Jun 21, 2013, 1:30 PM EST
With Andy Reid out of the way, there may not be an authority figure in Philadelphia sports right now under more scrutiny than Ruben Amaro Jr. Paul Holmgren could probably give him a run for his money, especially if some of the rumored offseason plans are true, but I think we’ve got to go ahead and give the nod to RAJ.
You know what that means. It’s time for the Obligatory Vote of Confidence™! (Needs its own graphic and maybe a jingle.)
Today’s Obligatory Vote of Confidence comes from David Montgomery. The Phillies president tells Bob Brookover for the Inquirer that the general manager is not solely responsible for the club’s issues, giving “credit” to his staff. Then Montgomery made a very curious analogy about decision making and baseball.
“The reality is that when things don’t go well, people look to find, well, whose fault is it?” Montgomery said. “I believe in situations like this that when times are good there’s enough credit to go around. It’s all of us. Ruben is not making independent decisions. He’s going with a pretty good group of eyes who are looking out there at players and making determinations. God knows we’re all trying to bat 1.000 on decision making. The reality is, I think we do better than the .300 standard in baseball.”

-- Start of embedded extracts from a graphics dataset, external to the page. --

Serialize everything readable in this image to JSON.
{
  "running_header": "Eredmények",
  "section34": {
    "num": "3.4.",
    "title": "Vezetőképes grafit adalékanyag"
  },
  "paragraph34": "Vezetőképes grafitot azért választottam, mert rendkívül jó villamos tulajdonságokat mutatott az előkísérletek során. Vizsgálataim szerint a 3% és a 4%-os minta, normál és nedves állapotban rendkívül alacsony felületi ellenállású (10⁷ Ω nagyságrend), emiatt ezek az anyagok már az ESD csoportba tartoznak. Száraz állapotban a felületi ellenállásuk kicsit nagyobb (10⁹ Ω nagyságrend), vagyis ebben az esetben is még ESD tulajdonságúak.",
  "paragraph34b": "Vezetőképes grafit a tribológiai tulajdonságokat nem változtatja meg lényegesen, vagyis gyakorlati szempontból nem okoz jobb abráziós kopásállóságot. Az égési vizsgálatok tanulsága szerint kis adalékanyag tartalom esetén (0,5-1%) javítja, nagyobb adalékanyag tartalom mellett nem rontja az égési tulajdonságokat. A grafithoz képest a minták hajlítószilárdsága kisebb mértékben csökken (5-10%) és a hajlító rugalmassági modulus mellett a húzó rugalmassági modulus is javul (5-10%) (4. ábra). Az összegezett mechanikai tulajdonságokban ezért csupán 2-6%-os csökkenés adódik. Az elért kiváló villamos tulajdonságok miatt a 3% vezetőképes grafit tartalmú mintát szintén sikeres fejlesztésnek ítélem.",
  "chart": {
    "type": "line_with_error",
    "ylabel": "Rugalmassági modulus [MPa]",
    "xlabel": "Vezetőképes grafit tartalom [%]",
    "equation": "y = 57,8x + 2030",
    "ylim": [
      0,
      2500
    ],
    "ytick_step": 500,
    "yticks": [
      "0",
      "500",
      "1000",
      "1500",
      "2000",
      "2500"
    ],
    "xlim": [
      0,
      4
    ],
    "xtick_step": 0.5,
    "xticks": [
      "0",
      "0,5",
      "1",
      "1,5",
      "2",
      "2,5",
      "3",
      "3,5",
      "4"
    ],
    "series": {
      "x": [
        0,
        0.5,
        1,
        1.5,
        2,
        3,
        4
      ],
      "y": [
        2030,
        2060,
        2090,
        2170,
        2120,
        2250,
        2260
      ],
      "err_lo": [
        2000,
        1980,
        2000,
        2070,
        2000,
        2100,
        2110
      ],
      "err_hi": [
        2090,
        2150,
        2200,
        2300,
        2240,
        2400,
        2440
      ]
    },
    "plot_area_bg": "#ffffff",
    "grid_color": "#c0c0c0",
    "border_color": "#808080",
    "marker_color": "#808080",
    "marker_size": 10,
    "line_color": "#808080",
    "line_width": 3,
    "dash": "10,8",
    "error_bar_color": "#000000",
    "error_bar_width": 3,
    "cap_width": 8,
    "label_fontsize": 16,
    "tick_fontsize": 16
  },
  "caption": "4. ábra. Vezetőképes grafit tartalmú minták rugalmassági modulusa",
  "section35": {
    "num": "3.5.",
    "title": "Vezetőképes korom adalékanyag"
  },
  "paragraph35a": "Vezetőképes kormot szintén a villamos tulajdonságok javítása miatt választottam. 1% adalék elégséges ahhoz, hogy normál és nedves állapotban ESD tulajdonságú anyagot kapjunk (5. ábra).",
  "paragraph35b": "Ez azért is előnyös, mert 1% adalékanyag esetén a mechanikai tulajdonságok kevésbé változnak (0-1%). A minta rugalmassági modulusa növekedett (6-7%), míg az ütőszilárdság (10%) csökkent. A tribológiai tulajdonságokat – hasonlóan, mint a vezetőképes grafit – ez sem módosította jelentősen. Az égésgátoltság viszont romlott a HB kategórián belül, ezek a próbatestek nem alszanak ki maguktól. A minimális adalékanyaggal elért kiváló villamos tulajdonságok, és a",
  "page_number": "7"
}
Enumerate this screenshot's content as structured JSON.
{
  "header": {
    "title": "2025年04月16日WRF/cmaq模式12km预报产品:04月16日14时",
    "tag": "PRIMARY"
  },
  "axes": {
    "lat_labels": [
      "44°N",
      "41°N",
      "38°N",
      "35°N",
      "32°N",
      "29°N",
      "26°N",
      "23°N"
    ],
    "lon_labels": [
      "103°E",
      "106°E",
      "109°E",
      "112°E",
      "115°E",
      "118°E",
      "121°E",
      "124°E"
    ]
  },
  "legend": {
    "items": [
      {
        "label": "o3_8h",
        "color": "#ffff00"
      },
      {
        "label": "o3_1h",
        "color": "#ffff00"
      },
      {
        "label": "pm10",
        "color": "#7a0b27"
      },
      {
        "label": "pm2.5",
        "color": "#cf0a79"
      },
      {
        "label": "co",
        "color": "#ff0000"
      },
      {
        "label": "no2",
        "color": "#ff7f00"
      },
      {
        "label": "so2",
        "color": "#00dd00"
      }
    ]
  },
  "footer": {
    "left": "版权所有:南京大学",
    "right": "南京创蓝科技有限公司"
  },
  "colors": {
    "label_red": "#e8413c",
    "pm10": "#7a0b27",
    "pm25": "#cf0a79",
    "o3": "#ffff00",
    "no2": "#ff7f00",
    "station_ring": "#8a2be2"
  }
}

Hm. .300 might make for a fine batting average, but I’m pretty sure decision making is held to a higher standard. I don’t know about you, but I expect scouts and executives to be right at least 50% of the time. Otherwise why have a front office at all? All personnel moves can be determined by one or a series of coin flips. At least it’s cost effective, and the Phillies could push the savings right into some extra coin flips during free agency.
And as long as we’re deflecting blame across the entire front office, it’s worth noting that somebody had to hire the people steering Amaro wrong. Who would that be? Because apparently that’s the person you want to yell at.
Personally, I don’t think Amaro has necessarily been quite as poor at his job as many people seem to believe, but a handful of the missteps he’s made have been rather gargantuan in size. Arguing he’s better at decision making than anybody on his roster is at hitting is an awfully counterproductive way to combat those truths, no?